Addressing the issue of an institutionalized incompetent's domicile, a federal court in Delaware held the incompetent to be a resident of her surviving parent's home rather than the institution which was in another state. Chew v. Nicholson, 281 F. 400 (D.C.Del.1922). In that case the girl was born in Delaware where she resided with her parents until age 22 when she became insane. Her mother admitted her to an asylum in Pennsylvania where she lived until her death sixty years later. The court held that she had retained her domicile of origin in Delaware which had continued to be her mother's residence until her death. Since she was non compos mentis, she lacked the capacity to form the intent to change her domicile and her mere presence in Pennsylvania for sixty years had no effect.
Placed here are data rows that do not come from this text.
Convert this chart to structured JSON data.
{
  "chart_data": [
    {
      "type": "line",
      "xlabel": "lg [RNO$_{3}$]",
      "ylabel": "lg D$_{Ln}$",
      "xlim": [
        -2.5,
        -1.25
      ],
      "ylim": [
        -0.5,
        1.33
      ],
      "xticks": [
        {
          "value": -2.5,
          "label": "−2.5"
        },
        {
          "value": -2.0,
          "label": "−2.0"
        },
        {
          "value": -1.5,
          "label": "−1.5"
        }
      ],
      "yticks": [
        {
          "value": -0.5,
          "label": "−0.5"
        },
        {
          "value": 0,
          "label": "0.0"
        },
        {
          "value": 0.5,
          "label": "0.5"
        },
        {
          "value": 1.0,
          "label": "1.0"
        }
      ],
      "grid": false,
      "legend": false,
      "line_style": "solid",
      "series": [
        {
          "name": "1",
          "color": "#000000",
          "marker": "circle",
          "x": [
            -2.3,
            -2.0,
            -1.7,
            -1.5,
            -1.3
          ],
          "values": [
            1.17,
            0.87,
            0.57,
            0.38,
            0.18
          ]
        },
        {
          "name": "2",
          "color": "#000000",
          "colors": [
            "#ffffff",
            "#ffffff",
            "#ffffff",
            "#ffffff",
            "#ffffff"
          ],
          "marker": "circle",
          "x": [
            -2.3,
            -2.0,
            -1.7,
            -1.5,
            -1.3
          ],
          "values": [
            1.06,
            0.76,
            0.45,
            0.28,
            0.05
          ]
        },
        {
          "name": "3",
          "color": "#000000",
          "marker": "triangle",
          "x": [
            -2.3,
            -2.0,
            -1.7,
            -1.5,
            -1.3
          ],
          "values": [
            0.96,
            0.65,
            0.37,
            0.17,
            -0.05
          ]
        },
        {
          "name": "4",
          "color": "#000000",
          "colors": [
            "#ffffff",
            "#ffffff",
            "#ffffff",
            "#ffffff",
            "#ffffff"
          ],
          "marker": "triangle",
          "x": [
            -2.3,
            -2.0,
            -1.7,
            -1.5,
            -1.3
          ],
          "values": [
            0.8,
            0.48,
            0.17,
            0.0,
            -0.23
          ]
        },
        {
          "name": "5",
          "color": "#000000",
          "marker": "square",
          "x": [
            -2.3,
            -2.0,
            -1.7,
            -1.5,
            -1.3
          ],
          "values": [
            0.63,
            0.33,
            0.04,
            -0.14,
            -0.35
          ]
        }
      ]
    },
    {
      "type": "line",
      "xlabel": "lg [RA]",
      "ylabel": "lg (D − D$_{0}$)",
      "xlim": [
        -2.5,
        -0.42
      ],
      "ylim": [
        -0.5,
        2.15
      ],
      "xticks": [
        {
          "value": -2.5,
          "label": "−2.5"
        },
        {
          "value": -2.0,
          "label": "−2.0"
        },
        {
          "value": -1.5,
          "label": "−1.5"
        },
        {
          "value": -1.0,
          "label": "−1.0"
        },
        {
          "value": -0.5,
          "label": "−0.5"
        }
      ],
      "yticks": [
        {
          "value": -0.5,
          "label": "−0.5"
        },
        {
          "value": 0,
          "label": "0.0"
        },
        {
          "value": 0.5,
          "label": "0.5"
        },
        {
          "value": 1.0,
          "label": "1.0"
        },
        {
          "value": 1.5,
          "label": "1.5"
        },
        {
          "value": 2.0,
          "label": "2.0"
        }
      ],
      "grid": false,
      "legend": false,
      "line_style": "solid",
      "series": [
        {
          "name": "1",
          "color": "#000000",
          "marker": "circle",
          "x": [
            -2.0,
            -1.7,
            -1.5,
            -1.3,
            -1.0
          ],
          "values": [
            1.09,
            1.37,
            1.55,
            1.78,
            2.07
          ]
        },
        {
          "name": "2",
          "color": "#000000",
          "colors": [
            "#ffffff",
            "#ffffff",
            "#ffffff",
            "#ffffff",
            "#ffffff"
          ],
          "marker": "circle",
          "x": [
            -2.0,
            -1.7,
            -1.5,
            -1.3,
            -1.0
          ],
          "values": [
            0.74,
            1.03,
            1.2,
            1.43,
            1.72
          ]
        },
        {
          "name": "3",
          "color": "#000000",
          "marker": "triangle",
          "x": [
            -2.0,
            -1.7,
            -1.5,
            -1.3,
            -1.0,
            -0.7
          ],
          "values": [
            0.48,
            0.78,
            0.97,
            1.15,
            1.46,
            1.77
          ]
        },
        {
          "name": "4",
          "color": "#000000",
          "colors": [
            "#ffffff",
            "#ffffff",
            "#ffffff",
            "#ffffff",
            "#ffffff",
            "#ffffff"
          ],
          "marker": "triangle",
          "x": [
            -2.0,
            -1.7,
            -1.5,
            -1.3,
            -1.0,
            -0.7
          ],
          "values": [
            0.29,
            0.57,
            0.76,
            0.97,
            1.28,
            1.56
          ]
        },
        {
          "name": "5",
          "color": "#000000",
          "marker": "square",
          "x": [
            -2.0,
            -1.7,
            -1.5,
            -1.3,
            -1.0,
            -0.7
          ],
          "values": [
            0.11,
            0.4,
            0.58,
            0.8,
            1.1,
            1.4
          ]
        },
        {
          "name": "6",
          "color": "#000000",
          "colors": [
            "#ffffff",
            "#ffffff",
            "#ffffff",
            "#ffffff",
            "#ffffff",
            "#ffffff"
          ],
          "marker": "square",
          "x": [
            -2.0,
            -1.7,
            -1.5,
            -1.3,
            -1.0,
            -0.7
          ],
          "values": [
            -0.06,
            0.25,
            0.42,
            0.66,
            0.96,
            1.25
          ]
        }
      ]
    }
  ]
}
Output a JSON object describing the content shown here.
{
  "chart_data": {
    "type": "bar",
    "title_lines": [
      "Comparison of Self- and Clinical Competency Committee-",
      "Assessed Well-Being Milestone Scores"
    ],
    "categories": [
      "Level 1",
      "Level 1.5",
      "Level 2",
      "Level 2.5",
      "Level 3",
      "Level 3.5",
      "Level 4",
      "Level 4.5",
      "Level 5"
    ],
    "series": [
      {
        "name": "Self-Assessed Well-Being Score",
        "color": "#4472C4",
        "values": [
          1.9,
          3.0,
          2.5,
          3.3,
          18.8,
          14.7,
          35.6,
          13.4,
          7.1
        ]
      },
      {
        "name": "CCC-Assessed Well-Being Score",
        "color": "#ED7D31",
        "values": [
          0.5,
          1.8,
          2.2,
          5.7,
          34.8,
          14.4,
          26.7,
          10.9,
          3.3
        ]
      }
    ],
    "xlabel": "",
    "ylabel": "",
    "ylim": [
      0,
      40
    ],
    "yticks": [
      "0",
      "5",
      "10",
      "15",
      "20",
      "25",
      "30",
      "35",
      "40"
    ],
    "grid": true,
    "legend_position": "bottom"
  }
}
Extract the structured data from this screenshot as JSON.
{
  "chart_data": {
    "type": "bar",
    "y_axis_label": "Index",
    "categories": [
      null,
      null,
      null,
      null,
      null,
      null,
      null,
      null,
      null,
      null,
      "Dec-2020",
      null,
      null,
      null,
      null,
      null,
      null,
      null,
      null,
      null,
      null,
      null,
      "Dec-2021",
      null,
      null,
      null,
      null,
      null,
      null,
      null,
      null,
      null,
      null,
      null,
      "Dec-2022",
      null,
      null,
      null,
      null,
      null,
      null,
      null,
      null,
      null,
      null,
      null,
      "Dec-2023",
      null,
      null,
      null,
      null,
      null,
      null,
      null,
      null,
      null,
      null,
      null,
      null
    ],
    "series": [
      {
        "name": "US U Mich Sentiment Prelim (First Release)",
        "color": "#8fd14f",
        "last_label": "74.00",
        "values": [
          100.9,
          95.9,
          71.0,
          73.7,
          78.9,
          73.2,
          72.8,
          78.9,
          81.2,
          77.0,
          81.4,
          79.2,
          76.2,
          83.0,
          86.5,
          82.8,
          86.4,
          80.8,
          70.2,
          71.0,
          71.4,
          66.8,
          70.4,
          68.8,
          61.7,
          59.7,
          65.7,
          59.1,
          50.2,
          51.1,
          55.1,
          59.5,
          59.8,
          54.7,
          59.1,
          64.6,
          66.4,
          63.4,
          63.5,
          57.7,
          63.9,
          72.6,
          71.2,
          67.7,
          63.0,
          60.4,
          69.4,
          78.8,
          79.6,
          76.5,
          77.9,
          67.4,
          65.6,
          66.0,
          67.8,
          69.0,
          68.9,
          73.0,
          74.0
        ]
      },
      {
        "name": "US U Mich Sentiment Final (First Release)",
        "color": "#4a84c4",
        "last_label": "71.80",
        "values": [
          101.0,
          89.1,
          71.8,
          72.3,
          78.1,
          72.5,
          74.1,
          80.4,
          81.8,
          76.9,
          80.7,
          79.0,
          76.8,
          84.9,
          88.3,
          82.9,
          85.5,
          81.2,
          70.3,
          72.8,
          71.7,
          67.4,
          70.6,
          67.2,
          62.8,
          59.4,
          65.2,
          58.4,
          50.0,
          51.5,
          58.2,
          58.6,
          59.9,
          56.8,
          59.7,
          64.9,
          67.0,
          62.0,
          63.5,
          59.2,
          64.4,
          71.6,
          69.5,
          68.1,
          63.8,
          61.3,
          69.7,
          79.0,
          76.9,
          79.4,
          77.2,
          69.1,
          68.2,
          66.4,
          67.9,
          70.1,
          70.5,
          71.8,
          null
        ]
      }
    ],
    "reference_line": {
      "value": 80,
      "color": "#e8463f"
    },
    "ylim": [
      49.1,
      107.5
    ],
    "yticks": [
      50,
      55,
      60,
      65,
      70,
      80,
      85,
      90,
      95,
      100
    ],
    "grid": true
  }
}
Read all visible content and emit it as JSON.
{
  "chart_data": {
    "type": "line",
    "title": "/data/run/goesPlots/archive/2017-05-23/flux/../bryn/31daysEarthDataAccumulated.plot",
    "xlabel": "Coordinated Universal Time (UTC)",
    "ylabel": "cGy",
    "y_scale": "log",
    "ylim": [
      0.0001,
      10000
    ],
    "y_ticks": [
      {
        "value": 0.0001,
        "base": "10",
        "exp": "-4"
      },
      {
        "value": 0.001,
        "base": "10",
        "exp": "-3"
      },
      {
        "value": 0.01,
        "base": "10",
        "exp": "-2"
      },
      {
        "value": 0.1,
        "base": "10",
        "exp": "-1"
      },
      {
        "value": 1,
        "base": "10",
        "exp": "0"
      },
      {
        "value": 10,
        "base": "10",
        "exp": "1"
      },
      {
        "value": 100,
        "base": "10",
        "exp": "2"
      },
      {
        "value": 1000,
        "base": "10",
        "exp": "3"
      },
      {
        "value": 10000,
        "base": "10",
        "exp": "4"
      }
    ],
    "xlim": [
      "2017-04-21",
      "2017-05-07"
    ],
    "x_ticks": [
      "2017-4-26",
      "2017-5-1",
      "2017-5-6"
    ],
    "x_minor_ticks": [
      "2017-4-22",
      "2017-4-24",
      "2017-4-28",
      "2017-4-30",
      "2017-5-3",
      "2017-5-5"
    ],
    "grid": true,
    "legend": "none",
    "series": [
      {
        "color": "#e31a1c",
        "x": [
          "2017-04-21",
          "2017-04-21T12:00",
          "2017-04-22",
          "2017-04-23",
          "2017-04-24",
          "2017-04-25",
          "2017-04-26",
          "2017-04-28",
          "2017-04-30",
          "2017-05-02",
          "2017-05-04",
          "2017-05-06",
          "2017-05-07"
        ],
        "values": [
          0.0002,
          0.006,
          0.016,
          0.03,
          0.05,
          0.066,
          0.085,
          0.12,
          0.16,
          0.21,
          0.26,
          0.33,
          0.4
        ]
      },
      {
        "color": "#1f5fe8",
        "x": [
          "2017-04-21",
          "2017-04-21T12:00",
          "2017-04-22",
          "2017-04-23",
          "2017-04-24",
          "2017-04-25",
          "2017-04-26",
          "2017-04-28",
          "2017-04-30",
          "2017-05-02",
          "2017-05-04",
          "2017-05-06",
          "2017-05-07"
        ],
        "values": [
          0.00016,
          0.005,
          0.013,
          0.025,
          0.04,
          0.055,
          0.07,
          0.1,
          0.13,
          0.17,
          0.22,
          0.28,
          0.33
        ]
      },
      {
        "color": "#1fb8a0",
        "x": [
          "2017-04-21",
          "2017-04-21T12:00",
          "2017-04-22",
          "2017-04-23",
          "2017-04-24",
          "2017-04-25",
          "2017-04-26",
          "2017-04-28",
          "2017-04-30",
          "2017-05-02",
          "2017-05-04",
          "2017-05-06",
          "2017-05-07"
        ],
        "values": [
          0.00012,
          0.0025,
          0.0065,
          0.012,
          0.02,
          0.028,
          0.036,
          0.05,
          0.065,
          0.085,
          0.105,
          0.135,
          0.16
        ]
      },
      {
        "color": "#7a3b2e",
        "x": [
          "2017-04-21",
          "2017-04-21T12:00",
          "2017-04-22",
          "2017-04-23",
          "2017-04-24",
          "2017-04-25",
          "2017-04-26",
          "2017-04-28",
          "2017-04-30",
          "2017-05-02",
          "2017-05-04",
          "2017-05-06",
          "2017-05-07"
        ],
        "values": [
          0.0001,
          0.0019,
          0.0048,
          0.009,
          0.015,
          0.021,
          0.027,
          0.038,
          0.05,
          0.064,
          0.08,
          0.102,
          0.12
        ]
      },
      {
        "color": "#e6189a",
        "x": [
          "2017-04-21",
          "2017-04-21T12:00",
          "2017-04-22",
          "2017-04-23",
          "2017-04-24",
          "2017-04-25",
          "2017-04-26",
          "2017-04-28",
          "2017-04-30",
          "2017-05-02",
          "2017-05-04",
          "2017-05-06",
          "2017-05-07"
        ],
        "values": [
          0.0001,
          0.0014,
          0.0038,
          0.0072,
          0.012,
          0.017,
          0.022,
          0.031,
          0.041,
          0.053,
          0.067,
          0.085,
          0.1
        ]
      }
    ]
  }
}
One of the principal reasons for the diversity rule is "... to give a citizen of one state access to an unbiased court to protect him from parochialism if he was forced into litigation in another state in which he was a stranger and of which his opponent was a citizen." Ziady v. Curley, 396 F.2d 873, 875 (4th Cir.1968). This Court does not believe that this reason is violated by finding an absence of diversity in this case. For all of the above reasons, therefore,
IT IS CONSIDERED, ORDERED AND ADJUDGED:
That the defendants' motion to dismiss for want of subject matter jurisdiction is granted and this case is dismissed for lack of jurisdiction.